YEP Letters, March 19
June Westerman, via email
This is a sad story - the once thriving Kirkgate Market that Leeds City Council delight in advertising as Europe’s largest covered market.
It may have all this floor space but it certainly isn’t in use anymore, it’s an eyesore. I am a lover of Leeds Market and have visited this since I was a child some 75 years.
And it may have had all the 300 indoor stalls, not anymore. As it is now it does not resemble anything like that of the day when it was thriving.
The Butchers’ Row has no butcher’s shops - only boarded up units with sayings on. One says “a lot of stories have been told”. There certainly is, and a lot of stories still to be told only nothing is being told. It’s a great shame that it has been allowed to get like this.
No day trips come anymore to our once wonderful market, the pictures that are used to advertise this must have been taken years ago - every week I go down there is always another trader packing up.
When a trader goes, the space is utilised by other traders hanging their wares around the empty unit. The council says it will reduce their rents, this is too little too late, the market is dead.
They are now looking to kill it off completely by applying for a car park on the outside market, they have done away with our parking and the ones that have replaced the parking areas are too expensive to use.
I think they have a wish to make the city car free except for their own. The traders are just sick to death of the situation, and are really struggling to make a living.
Several weeks ago I spoke to a lady in a coffee shop, not the market, and she said to me what on earth has happened to your once lovely city? And what has happened to your lovely market?
She said we always used to come regularly on a day trips, we won’t be coming anymore. She also said how sorry she was for the long standing traders that are having to go.
Use pool site for metro system
James Bovington, Church Grove, Horsforth
I read with interest that the site of the former Leeds International Pool is finally to be sold for redevelopment.
This is where I learnt to swim nearly five decades ago and the first city centre destination that I was allowed to visit as a young teenager with friends but without parents. The pleasure of getting myself into Leeds on the LCT 74 or 76.
I have aged – sometimes it feels badly - but the centre of Leeds seems rejuvenated. However, Leeds still lacks a metro system. The new offices on the old pool site are opposite the redeveloped former home of this august publication and will define a strategic gateway to Leeds City Centre.
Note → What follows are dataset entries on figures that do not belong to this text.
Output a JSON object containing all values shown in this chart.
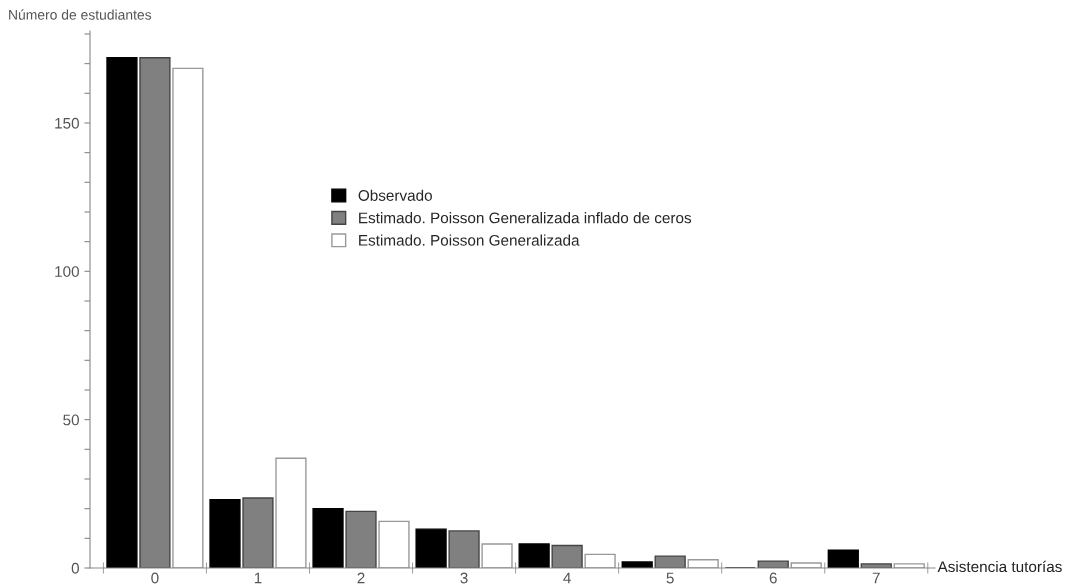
{
  "chart_data": {
    "type": "bar",
    "xlabel": "Asistencia tutorías",
    "ylabel": "Número de estudiantes",
    "categories": [
      "0",
      "1",
      "2",
      "3",
      "4",
      "5",
      "6",
      "7"
    ],
    "series": [
      {
        "name": "Observado",
        "color": "#000000",
        "values": [
          172,
          23,
          20,
          13.1,
          8.1,
          2,
          0,
          6
        ]
      },
      {
        "name": "Estimado. Poisson Generalizada inflado de ceros",
        "color": "#808080",
        "values": [
          172,
          23.6,
          19.1,
          12.5,
          7.6,
          4,
          2.3,
          1.4
        ]
      },
      {
        "name": "Estimado. Poisson Generalizada",
        "color": "#ffffff",
        "values": [
          168.4,
          37,
          15.7,
          8.1,
          4.6,
          2.8,
          1.7,
          1.4
        ]
      }
    ],
    "ylim": [
      0,
      181
    ],
    "yticks": [
      0,
      {
        "value": 10,
        "label": null
      },
      {
        "value": 20,
        "label": null
      },
      {
        "value": 30,
        "label": null
      },
      {
        "value": 40,
        "label": null
      },
      50,
      {
        "value": 60,
        "label": null
      },
      {
        "value": 70,
        "label": null
      },
      {
        "value": 80,
        "label": null
      },
      {
        "value": 90,
        "label": null
      },
      100,
      {
        "value": 110,
        "label": null
      },
      {
        "value": 120,
        "label": null
      },
      {
        "value": 130,
        "label": null
      },
      {
        "value": 140,
        "label": null
      },
      150,
      {
        "value": 160,
        "label": null
      },
      {
        "value": 170,
        "label": null
      },
      {
        "value": 180,
        "label": null
      }
    ],
    "grid": false,
    "legend": "center"
  }
}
This could be one of a number of ideal locations for central area underground stations on a regional metro system. Major passenger destinations like this western end of Wellington Street, plus South Bank, Leeds City Square, Millennium Square and Eastgate could be linked by tunnel with stations at these points allowing direct access and reducing avoidable car journeys. For the umpteenth time I remind your readers of the convenience of direct access to Eldon Square shopping centre in Newcastle from Monument underground station. Who dares to suggest that we deserve less in Leeds?
Manchester is planning a cross city rail tunnel for the 2030s. Glasgow, Liverpool and Newcastle already have such systems and everyone extols their virtues so why can’t Leeds do the same, building a Leeds CrossRail and finally constructing that City Square underground station originally planned in the 1930s and so frequently displayed in your quality pages in all its pristine Art Deco glory?
Such a bad deal
Terry Watson, Adel
Why is May still trying to get through Parliament her deal which has been rejected twice, because it is the worst deal in our history?
Why is she trying to tie us permanently to a failing EU?
Her Brexit shambles has thrown UK politics into meltdown. If it is such a good deal for Britain, why when answering questions from the public on live radio, did she refuse to say that her Brexit deal was better than staying in the EU? In fact it is such a bad deal that Dominic Raab, the former Brexit Secretary resigned saying it was worse.
Theresa May has belittled Britain in the eyes of the world. The ex EU president Herman Van Rompuy said sneeringly: “We have their backs against the wall”. and he’s right thanks to “blunder woman” and those mutinous Commons votes.
It’s time now for May to stand down and make way for someone with authority and experience to take over the disaster of her making.
David Gibbs, Savile Road, Leeds
March 15 saw an important anniversary for music lovers of a certain age.
I am, of course, referring to the launch of the vinyl 45rpm single record in 1949. Now 70 years on this format is still available from specialist outlets in vastly reduced numbers, having been replaced first by the CD then the various streaming outlets now available.
Personally I never took to CD singles in the same way I did to vinyl. It was so exciting as a child of eight going to Woolworths to buy my first 45rpm namely Return To Sender by Elvis in 1962.
Singles lived on as the main source of music until its peak year in 1974 when 200 million were sold. Sadly it was downhill from there. Sales statistics for artists seem to mean little now as it is all done with a click of a button.
In 1962 I had to be taken into town with saved pocket money to purchase my Elvis disc. I think I will have appreciated it more than any youngster (or oldster) obtaining a track today. I still have that worn 45. Now I feel old - then again I am old.